Independent central ward councillor Chris Doohan set up camp at Wirreanda Public School in Medowie on Saturday. He said he has received "fantastic support" from friends and family in his campaign for re-election and from central ward voters.

"I'm feeling really positive," he said. "The feedback from the community as they are coming in, there's a lot of thumbs up."

It was a different greeting to the booths for voters with candidates and their supporters unable to hand out how to vote cards this year due to the Electoral Commission's COVID regulations.

It led to candidates wearing shirts showing residents how to vote for them in the local government election which will determine three councillors in each of the Port's three wards (east, west and central) and a mayor.

Mr Palmer labelled some of the Electoral Commission's COVID-Safe restrictions as "ridiculous".

"There's been ridiculous rules put out by the Electoral Commission around putting signs up before 7am and taking them down after 7pm. It makes absolutely no difference to the COVID situation," he said.

"One use pens [to vote] and checking in is good but as far as candidates go, its been a very interesting election.

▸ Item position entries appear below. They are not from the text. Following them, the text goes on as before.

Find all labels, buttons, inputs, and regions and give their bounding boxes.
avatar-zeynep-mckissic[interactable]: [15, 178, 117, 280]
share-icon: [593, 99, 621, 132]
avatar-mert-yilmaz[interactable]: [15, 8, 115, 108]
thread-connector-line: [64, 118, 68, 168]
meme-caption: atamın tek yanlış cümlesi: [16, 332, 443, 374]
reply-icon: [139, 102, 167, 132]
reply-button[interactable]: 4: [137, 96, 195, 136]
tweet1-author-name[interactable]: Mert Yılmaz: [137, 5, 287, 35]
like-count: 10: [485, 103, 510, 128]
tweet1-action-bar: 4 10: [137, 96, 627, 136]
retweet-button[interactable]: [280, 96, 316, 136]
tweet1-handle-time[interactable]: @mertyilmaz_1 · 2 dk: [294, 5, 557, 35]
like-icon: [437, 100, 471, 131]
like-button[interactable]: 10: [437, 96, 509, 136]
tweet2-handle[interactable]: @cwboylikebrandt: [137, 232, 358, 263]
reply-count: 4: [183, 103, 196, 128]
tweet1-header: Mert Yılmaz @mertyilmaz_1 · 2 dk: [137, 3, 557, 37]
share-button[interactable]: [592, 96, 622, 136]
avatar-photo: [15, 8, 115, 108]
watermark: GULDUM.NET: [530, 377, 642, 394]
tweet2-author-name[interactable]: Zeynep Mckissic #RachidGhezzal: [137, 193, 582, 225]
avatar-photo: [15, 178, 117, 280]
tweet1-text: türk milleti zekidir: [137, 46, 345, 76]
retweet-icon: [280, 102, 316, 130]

"A lot of people have asked for handouts. Some people like that we're not handing out [how to vote cards]. But its been completely different. Electioneering has changed this time around."

Saturday's election saw turnout numbers vary from booth to booth due to the large percentage of pre-poll voters. The numbers in central ward's Anna Bay Public School (pictured) also varied throughout the day.

Saturday's election saw turnout numbers vary from booth to booth due to the large percentage of pre-poll voters. The numbers in central ward's Anna Bay Public School (pictured) also varied throughout the day.

The outcome of mayoral and many councillor elections could be clear within hours of voting closing on Saturday, but crucial final ward results may not be known for weeks.

According to early data, about 10,000 from 57,000 registered voters in Port Stephens voted before election day.

To find out where in Port Stephens you can vote, click here and select your ward.

Residents have until 6pm on Saturday, December 4 to vote in the council election.